The reliance on Property, including the reliance on governments which protect it, is the want of self-reliance. Men have looked away from themselves and at things so long that they have come to esteem the religious, learned and civil institutions as guards of property, and they deprecate assaults on these, because they feel them to be assaults on property. They measure their esteem of each other by what each has, and not by what each is. But a cultivated man becomes ashamed of his property, out of new respect for his nature. Especially he hates what he has if he see that it is accidental,—came to him by inheritance, or gift, or crime; then he feels that it is not having; it does not belong to him, has no root in him and merely lies there because no revolution or no robber takes it away. But that which a man is, does always by necessity acquire, and what the man acquires is living property, which does not wait the beck of rulers, or mobs, or revolutions, or fire, or storm, or bankruptcies, but perpetually renews itself wherever the man breathes.
Men suffer all their life long under the foolish superstition that they can be cheated.
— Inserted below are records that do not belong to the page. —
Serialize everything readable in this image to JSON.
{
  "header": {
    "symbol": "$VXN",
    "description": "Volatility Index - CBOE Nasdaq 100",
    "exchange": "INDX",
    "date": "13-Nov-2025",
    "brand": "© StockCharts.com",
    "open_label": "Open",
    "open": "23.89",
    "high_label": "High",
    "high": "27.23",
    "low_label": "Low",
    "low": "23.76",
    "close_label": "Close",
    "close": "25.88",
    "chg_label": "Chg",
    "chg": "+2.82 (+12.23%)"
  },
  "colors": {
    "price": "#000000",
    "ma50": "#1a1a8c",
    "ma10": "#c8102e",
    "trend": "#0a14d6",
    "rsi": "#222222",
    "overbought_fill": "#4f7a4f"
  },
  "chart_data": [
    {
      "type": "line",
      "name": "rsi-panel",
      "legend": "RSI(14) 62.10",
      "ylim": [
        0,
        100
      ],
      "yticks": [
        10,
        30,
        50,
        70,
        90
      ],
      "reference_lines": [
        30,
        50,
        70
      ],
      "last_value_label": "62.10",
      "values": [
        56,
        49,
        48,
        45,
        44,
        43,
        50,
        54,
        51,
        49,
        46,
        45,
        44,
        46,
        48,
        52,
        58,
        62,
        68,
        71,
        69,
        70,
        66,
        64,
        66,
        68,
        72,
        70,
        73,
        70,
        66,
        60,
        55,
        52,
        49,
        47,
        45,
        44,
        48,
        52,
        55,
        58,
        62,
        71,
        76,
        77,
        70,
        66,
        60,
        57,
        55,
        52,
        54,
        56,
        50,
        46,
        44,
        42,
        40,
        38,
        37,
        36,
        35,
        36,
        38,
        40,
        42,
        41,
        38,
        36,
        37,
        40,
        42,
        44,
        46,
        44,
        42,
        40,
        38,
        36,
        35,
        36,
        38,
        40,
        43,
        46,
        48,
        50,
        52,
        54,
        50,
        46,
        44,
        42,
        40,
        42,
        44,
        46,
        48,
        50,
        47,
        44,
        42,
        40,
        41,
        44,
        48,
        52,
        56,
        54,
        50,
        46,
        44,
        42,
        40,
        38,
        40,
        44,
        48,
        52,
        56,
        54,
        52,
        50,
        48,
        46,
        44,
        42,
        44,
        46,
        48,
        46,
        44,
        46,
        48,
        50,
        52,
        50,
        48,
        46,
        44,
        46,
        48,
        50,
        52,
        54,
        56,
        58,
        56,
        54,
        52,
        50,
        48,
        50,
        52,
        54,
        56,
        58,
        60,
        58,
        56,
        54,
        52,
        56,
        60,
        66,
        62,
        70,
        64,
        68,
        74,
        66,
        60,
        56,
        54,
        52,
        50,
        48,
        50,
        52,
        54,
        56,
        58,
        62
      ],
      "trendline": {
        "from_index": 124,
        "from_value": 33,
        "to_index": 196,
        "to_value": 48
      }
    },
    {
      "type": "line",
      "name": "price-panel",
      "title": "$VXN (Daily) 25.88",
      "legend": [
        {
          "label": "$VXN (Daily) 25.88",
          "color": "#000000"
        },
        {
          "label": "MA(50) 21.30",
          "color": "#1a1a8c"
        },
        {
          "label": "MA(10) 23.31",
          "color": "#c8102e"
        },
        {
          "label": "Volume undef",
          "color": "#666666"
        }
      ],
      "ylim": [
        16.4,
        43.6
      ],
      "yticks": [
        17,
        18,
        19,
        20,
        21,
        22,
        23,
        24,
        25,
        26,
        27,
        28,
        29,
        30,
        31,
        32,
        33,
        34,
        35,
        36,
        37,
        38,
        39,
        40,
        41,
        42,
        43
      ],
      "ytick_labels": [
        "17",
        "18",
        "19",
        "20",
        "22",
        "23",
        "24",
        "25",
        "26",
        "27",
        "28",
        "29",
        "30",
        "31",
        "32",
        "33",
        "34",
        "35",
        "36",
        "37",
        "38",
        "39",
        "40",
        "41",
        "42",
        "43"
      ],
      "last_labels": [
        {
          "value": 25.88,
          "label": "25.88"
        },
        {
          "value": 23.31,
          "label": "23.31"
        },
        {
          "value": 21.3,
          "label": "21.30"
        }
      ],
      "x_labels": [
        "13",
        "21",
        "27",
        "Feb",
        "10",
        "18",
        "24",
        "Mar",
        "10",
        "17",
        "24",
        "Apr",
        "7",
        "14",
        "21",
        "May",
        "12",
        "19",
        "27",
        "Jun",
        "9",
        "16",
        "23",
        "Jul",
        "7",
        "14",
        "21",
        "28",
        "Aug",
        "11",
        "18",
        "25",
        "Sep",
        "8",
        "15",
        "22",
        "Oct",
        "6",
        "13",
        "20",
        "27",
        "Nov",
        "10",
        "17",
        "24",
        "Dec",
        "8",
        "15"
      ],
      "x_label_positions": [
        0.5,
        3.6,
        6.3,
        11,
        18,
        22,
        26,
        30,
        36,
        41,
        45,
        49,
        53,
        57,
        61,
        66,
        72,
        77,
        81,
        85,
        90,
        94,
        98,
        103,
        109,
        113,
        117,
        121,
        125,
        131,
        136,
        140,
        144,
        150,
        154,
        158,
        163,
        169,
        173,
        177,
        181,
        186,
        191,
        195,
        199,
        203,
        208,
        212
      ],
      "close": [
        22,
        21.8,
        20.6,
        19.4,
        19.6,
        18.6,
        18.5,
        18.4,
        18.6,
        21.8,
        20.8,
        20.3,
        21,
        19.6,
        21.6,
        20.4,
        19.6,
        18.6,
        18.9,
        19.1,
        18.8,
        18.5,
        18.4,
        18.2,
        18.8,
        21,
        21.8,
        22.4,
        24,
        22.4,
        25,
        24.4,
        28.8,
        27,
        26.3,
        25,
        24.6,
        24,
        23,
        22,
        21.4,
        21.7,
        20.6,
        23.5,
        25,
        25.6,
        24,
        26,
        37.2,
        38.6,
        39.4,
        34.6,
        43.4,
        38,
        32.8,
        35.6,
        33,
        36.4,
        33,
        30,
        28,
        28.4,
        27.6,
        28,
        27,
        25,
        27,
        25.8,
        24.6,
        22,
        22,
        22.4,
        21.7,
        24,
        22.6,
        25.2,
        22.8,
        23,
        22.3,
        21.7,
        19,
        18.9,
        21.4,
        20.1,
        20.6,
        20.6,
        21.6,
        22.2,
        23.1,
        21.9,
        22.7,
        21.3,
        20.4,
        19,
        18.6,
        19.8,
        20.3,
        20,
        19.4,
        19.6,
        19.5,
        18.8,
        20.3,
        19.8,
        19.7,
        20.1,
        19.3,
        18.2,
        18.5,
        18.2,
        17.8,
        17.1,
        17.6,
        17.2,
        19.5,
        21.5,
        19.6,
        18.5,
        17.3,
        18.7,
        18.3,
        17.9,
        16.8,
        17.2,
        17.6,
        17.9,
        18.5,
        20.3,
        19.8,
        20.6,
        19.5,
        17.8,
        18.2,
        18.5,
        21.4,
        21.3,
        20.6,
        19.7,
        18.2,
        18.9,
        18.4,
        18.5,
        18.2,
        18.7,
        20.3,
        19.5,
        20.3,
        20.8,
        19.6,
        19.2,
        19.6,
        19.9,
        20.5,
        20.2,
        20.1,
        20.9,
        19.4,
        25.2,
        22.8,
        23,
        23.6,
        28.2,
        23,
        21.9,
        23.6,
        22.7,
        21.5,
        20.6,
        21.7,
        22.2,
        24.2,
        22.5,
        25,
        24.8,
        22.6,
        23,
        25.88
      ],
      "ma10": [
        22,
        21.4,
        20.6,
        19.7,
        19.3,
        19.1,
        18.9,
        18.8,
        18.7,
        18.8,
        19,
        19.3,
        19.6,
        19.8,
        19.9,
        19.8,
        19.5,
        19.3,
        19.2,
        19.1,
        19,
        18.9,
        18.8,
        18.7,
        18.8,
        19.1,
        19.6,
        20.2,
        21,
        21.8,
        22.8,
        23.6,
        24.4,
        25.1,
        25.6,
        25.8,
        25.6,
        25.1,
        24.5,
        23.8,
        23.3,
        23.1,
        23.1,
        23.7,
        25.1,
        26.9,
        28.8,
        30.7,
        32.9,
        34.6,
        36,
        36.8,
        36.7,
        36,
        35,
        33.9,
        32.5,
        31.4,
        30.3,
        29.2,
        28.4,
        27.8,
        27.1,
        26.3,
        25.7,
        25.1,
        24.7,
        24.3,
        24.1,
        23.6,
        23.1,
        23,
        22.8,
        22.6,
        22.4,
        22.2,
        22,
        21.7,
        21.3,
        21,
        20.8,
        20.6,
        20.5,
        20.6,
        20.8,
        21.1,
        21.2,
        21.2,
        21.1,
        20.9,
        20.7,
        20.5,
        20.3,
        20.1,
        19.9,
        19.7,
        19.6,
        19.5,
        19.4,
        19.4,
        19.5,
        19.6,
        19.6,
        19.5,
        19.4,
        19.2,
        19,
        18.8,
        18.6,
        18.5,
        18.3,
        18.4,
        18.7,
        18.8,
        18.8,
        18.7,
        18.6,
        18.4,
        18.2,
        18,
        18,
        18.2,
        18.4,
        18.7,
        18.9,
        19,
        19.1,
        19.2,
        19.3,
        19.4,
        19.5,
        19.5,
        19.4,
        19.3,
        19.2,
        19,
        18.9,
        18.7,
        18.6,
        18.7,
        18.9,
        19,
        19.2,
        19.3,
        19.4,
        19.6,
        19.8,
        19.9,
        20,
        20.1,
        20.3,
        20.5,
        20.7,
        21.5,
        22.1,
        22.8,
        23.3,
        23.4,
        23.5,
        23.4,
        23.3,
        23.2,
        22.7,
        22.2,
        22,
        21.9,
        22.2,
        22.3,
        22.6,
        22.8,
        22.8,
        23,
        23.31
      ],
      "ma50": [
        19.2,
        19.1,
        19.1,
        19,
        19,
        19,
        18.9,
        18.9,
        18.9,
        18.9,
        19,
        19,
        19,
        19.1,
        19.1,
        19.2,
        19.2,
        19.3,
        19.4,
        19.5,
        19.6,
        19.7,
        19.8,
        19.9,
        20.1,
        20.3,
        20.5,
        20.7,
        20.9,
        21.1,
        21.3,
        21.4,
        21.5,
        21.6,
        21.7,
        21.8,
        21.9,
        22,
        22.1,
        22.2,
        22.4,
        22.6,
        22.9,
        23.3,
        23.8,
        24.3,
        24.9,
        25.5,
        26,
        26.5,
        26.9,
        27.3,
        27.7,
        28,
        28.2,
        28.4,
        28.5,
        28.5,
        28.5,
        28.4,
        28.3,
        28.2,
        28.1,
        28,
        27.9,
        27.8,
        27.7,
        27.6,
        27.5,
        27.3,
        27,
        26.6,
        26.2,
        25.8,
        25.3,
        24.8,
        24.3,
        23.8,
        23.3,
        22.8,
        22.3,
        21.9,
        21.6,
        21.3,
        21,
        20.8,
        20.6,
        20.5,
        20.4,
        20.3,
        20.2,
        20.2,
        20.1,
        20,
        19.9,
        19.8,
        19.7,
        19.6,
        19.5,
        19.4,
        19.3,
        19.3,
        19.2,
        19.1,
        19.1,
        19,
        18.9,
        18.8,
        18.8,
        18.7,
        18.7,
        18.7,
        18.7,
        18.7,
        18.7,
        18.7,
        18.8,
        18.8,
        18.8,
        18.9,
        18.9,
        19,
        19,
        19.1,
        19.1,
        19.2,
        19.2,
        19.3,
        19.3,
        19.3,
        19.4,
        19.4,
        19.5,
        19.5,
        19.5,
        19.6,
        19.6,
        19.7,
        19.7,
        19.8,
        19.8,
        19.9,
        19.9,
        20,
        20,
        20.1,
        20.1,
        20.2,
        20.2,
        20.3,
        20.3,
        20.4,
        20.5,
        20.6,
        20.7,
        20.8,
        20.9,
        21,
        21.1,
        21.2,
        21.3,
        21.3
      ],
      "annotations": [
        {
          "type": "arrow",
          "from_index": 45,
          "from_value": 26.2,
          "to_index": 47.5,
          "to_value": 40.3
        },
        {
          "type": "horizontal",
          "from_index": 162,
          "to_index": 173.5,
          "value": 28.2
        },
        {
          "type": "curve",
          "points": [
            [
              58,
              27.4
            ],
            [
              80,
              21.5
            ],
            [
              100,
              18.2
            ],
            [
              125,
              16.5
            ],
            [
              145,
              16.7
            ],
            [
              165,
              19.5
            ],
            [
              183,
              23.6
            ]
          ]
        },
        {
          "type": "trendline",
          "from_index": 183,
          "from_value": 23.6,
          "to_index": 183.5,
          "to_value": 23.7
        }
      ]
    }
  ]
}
But it is as impossible for a man to be cheated by any one but himself, as for a thing to be and not to be at the same time. There is a third silent party to all our bargains. The nature and soul of things takes on itself the guaranty of the fulfilment of every contract, so that honest service cannot come to loss. If you serve an ungrateful master, serve him the more. Put God in your debt. Every stroke shall be repaid. The longer The payment is withholden, the better for you; for compound interest on compound interest is the rate and usage of this exchequer.
Let me never fall into the vulgar mistake of dreaming that I am persecuted whenever I am contradicted.
It is the best of humanity, I think, that goes out to walk. In happy hours all affairs may be wisely postponed for this. Dr. Johnson said, 'Few men know how to take a walk,' and it is pretty certain that Dr. Johnson was not one of those few. It is a fine art; there are degrees of proficiency, and we distinguish the professors from the apprentices. The qualifications are endurance, plain clothes, old shoes, an eye for nature, good-humor, vast curiosity, good speech, good silence, and nothing too much. Good observers have the manners of trees and animals, and if they add words, it is only when words are better than silence. But a vain talker profanes the river and the forest, and is nothing like so good company as a dog.
If a man has good corn or wood, or boards, or pigs, to sell, or can make better chairs or knives, crucibles or church organs, than anybody else, you will find a broad hard-beaten road to his house, though it be in the woods.
Self-trust is the first secret of success, the belief that if you are here the authorities of the universe put you here, and for cause, or with some task strictly appointed you in your constitution, and so long as you work at that you are well and successful. It by no means consists in rushing prematurely to a showy feat that shall catch the eye and satisfy spectators. It is enough if you work in the right direction.